What happened next in the Armstrong saga had to shock the living daylights out of him. He didn't beat the charges levied by USADA. In fact, he gave up rather than try to fight them. In October, he was stripped of the seven Tour titles he won between 1999 and 2005. Nike, a company that has stood by some of the worst scoundrels in sports, dumped him, and shortly thereafter, Armstrong had to abandon his charity. No one would have anything to do with him, so he went into exile.

But he still couldn't stop doing what he has always done, being the biggest bully on the block.
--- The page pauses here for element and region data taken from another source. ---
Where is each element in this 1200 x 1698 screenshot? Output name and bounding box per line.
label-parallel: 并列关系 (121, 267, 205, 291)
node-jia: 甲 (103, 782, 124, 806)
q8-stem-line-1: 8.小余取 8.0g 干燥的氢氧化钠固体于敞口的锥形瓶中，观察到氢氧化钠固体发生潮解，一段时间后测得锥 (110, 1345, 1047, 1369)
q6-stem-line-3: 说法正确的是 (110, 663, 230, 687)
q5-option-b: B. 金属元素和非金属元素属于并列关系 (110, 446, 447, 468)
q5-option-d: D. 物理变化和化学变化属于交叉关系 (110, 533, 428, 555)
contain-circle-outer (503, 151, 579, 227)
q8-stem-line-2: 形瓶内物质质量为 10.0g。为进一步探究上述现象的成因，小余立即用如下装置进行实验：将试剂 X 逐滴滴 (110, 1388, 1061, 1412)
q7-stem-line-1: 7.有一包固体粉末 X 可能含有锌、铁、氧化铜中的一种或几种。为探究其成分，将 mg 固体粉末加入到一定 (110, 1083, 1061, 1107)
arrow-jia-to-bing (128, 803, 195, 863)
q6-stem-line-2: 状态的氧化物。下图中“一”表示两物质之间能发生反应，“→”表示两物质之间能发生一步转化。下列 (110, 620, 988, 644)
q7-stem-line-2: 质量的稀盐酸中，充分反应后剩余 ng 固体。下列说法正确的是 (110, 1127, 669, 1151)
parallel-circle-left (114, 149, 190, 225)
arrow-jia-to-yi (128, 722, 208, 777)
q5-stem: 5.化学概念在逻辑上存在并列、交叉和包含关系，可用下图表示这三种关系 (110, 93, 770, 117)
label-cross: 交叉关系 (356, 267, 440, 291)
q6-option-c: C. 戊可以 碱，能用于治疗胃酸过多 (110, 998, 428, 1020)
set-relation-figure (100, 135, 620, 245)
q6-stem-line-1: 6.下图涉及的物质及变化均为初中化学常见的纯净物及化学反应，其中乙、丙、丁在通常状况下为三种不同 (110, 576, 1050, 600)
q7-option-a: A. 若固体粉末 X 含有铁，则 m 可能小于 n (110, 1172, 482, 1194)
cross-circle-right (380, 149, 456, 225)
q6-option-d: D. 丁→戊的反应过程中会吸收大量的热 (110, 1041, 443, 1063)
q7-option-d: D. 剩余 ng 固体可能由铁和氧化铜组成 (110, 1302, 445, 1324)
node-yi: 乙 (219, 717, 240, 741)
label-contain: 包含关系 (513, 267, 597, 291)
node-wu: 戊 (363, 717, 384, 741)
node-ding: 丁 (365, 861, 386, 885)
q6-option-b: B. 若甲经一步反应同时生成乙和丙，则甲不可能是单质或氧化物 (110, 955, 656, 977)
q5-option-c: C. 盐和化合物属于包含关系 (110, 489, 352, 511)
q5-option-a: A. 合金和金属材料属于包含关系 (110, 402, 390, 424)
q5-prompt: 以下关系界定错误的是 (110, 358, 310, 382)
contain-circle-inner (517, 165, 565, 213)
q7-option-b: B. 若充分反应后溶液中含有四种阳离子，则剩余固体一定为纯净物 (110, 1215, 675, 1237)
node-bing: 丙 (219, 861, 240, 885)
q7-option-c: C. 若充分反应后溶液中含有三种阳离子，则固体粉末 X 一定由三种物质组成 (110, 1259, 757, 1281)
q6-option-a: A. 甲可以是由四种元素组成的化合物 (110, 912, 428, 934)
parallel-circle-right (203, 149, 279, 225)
In November, he taunted USADA and his many enemies by brazenly tweeting a picture of himself on his couch, admiring those seven Tour de France jerseys.

A hero in victory, he was nothing short of pathetic in defeat.

But, within a month, somehow, someway, reality hit. He really was finished. No more appearance fees at big-city marathons and triathlons. No more fawning fans. No more sycophants to believe all those lies.

Armstrong naturally couldn't stand the thought, so he devised a completely new strategy to make himself once again the center of at least his own universe. He'd go on Oprah. He'd apologize. The American people are simpletons, he must think. They'd forgive him. Then he'd say he was sorry to USADA and back he'd come. Just before it starved to death, his ego would again be fed.

That's what would have happened in the world of Armstrong's dreams.

But he is living in his own, self-induced nightmare now. The Oprah interview means nothing, unless he divulged new information that USADA can use. To even begin to think about coming back someday, he must sit down on USADA's couch not for a couple of hours, but for days, and tell everything he did and everything he knows about doping in sports.

So far, no date for that meeting has been set, and it may take Armstrong some time to realize what he has to do when he sits down with USADA officials. But if he does cooperate, his lifetime ban could be reduced to eight years.

Yes, eight years. That's his hope: a reduction that would allow him back for age-group triathlons and marathons as he is about to turn 50, just as most of us have completely forgotten about him.

Armstrong's life as he knew it is over. It's only a matter of time before he truly understands what that means.